Microsoft have finally revealed the specs and I have two sub questions regarding this. 1) from a development perspective do you think it has enough power to deliver 4k/60fps in AAA games? 2) What is the target fps/resolution for PC2 on Scorpio?
Andy Tudor: To your first question—in principle, yes. In principle because we really don’t know until we get things up and running and see what it can do. We are exploring the console now, so it’s too early to give specific answers on those.
Scorpio also supports FreeSync and next-gen HDMI 2.1. What are the advantages of this and how do you think this will impact anyone playing PC2 on Scorpio?
Andy Tudor: We may go higher resolution on Scorpio compared to Pro, or we may keep lower res but increase detail.
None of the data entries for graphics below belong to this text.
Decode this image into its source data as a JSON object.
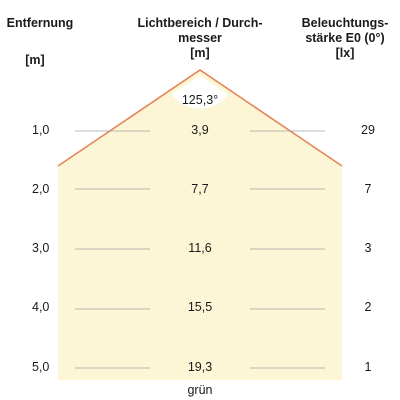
{
  "headers": {
    "distance": {
      "name": "Entfernung",
      "unit": "[m]"
    },
    "diameter": {
      "line1": "Lichtbereich / Durch-",
      "line2": "messer",
      "unit": "[m]"
    },
    "illuminance": {
      "line1": "Beleuchtungs-",
      "line2": "stärke E0 (0°)",
      "unit": "[lx]"
    }
  },
  "beam_angle": "125,3°",
  "rows": [
    {
      "distance": "1,0",
      "diameter": "3,9",
      "illuminance": "29"
    },
    {
      "distance": "2,0",
      "diameter": "7,7",
      "illuminance": "7"
    },
    {
      "distance": "3,0",
      "diameter": "11,6",
      "illuminance": "3"
    },
    {
      "distance": "4,0",
      "diameter": "15,5",
      "illuminance": "2"
    },
    {
      "distance": "5,0",
      "diameter": "19,3",
      "illuminance": "1"
    }
  ],
  "color_label": "grün",
  "colors": {
    "beam_fill": "#fdf6d6",
    "beam_edge": "#e8835a",
    "grid_line": "#a0a0a0"
  }
}
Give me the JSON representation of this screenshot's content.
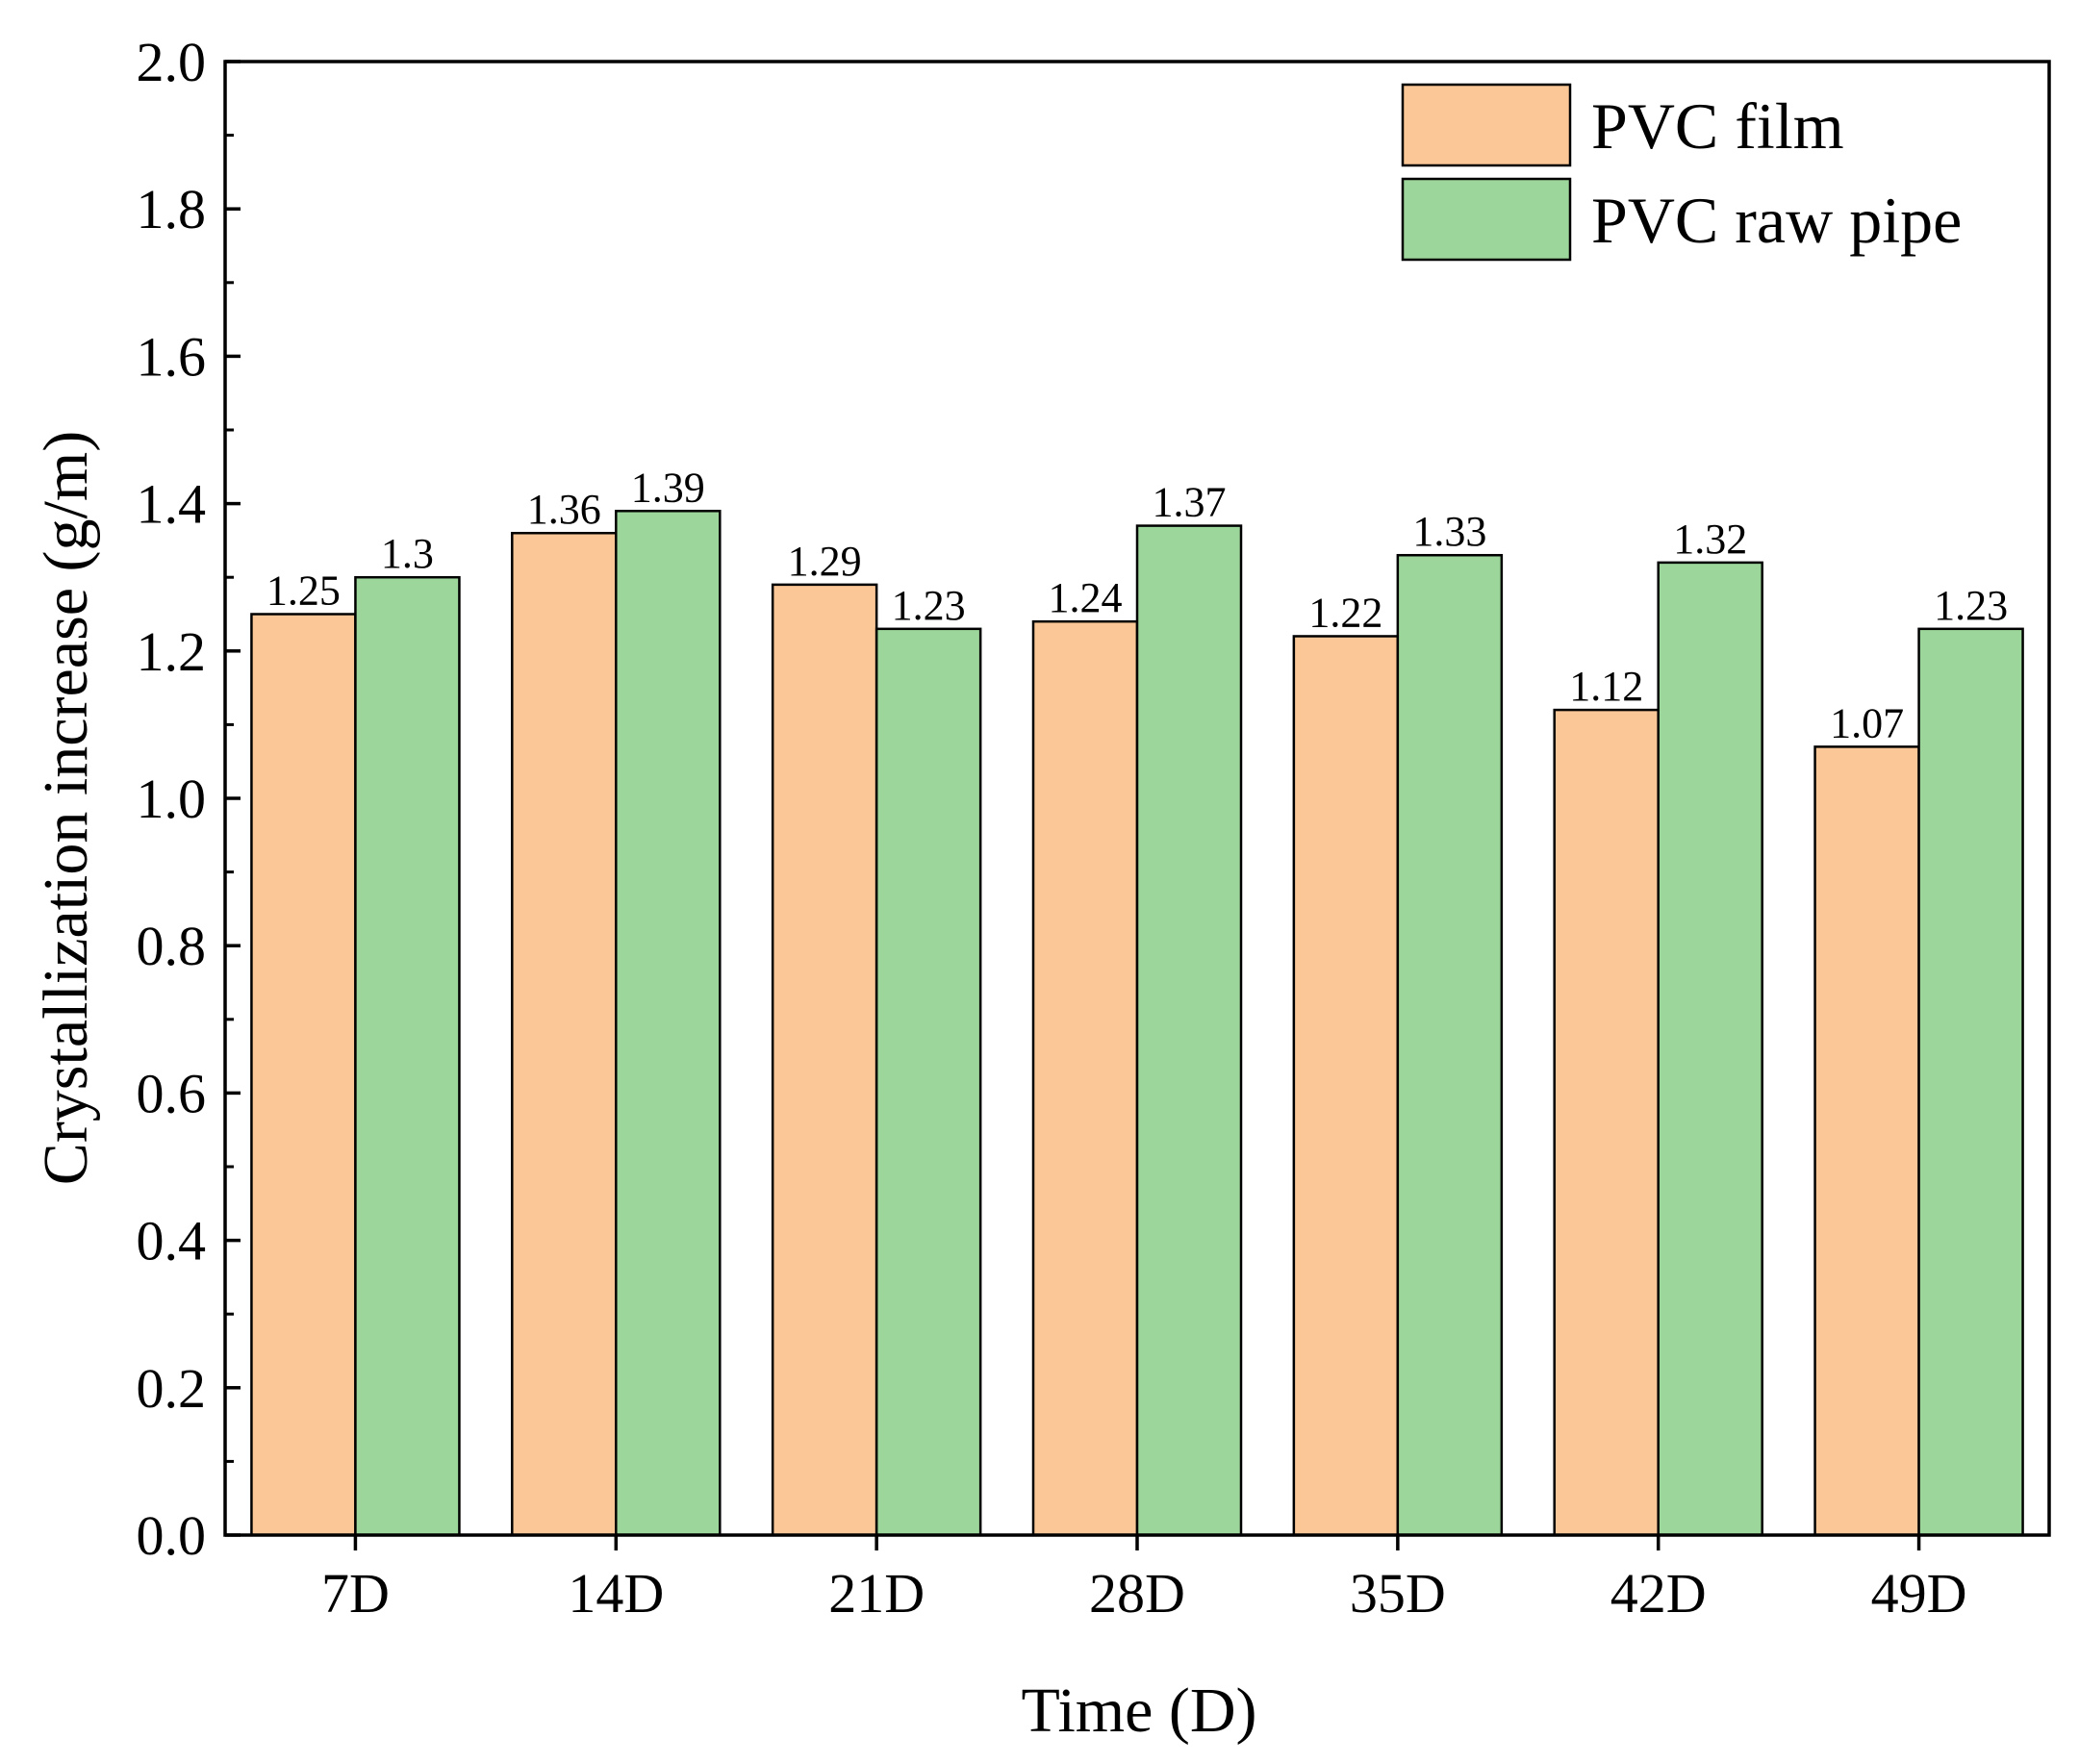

Again, too early to say, and if we can do something extra on Scorpio easily we will do, we won’t hold it back due to Pro.
Scorpio features a high end GPU and a ton of memory. It’s kind of interesting in a way that Microsoft are finally ahead in the hardware race. Where does this leave the Pro version? Are you going to aim for parity on both Pro and Scorpio so that you can reach the maximum audience or are you going to push each hardware to their respective strengths?
Andy Tudor: We have scalability in our cross-platform engine already, and use that on PC. We can apply a number of detail levels reasonably easily to help differentiate between base and advanced versions.